The role of discussions and explanation

Using the ‘stepping stones’ as a visual metaphor helped pupils to unpick each step within a problem or procedure, helping to manage pupils’ cognitive load through breaking down content into manageable ‘chunks’ (EEF, 2021). This also provided a focal point for discussions about the rationale behind particular choices – why certain steps were needed – which made this explicit for pupils and supported the development of metacognition. 

This discussion, and the opportunities for the explanation of reasoning that it provided, helped to increase germane load and enhance learning (Paas and Van Gog, 2006). Much of the evidence relating to worked examples emphasises the importance of these explanations (Atkinson et al., 2000; Wittwer and Renkl, 2010) and so, as pupils considered the worked examples, I used key questions such as ‘What was the first step here and why?’ and ‘Which step was most challenging and why?’ to prompt pupils. 

The ‘stepping stones’ also provided space for the pupils and me to work collaboratively to find and compare alternative approaches (for example, for calculating percentages, through using knowledge of equivalent fractions). Pupils were encouraged to question and challenge each other, and to present contrasting approaches, arranging these side by side across our ‘river’ to facilitate this comparison. This opened up discussions regarding efficiency, and encouraged pupils to recognise that there are multiple ways of reaching the same solution, granting them the freedom to select whichever they felt most comfortable with. 

Introducing fading

Initially, it was fundamental to give pupils complete worked examples, including the answers to the questions. This enabled us to shift the focus of discussions away from simply finding the correct answer towards an emphasis on learning and understanding. However, as children became more used to this way of working, we were also able to use the ‘stepping stones’ format to share faded worked examples, which required pupils to complete some steps independently or in collaboration with peers. This allowed me to gradually remove scaffoldingProgressively introducing students to new concepts to suppor by reducing the number of steps included in the worked example, tailoring cognitive load to provide an appropriate degree of challenge and avoid the expertise reversal effect, whereby approaches that support pupils during the early stages of learning become ineffective as learners become more proficient (Renkl and Atkinson, 2003). 

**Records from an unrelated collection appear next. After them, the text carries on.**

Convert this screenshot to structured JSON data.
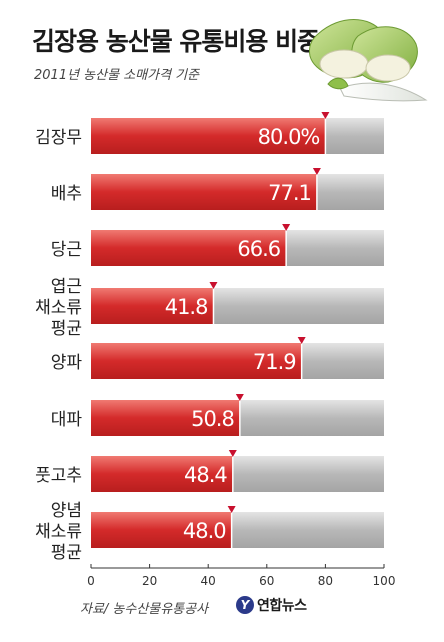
{
  "title": "김장용 농산물 유통비용 비중",
  "subtitle": "2011년 농산물 소매가격 기준",
  "source": "자료/ 농수산물유통공사",
  "logo": {
    "mark": "Y",
    "text": "연합뉴스"
  },
  "colors": {
    "bar_fill": "#d42a2a",
    "bar_fill_light": "#f07a72",
    "track": "#b8b8b8",
    "track_light": "#e4e4e4",
    "marker": "#c8102e",
    "value_text": "#ffffff"
  },
  "illustration": {
    "icon": "napa-cabbage-and-radish-icon"
  },
  "chart_data": {
    "type": "bar",
    "orientation": "horizontal",
    "title": "김장용 농산물 유통비용 비중",
    "subtitle": "2011년 농산물 소매가격 기준",
    "categories": [
      [
        "김장무"
      ],
      [
        "배추"
      ],
      [
        "당근"
      ],
      [
        "엽근",
        "채소류",
        "평균"
      ],
      [
        "양파"
      ],
      [
        "대파"
      ],
      [
        "풋고추"
      ],
      [
        "양념",
        "채소류",
        "평균"
      ]
    ],
    "values": [
      80.0,
      77.1,
      66.6,
      41.8,
      71.9,
      50.8,
      48.4,
      48.0
    ],
    "value_labels": [
      "80.0%",
      "77.1",
      "66.6",
      "41.8",
      "71.9",
      "50.8",
      "48.4",
      "48.0"
    ],
    "xlim": [
      0,
      100
    ],
    "xticks": [
      0,
      20,
      40,
      60,
      80,
      100
    ],
    "grid": false,
    "legend": "none"
  }
}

The ‘stepping stones’ model was also used to present faded worked examples, which included only the question prompt and a final answer, prompting pupils to ‘bridge the gap’ between the two. Having access to this answer was instrumental in allowing pupils to gain both independence – as a means of checking their answer and readjusting, or analysing their work if their solution did not match the answer given – and the confidence to experiment and explore. 

Reflections

Using worked examples through the ‘stepping stones’ format made a real and lasting difference to my practice. Through applying core strategies to manage pupils’ cognitive load, we were able to concentrate effort where it had the greatest potential to promote effective learning. For both the children and me, this meant focusing less on the answers for any given task and more on how to get there. In the words of one of my pupils: 

It gives you more time to do things and it teaches us to know the answer in our book and we talk together about the different steps.

Using worked examples helped pupils to develop understanding of why they should adopt a particular approach in a specific scenario, ultimately leading to a deeper understanding of the mathematical concepts that we explored.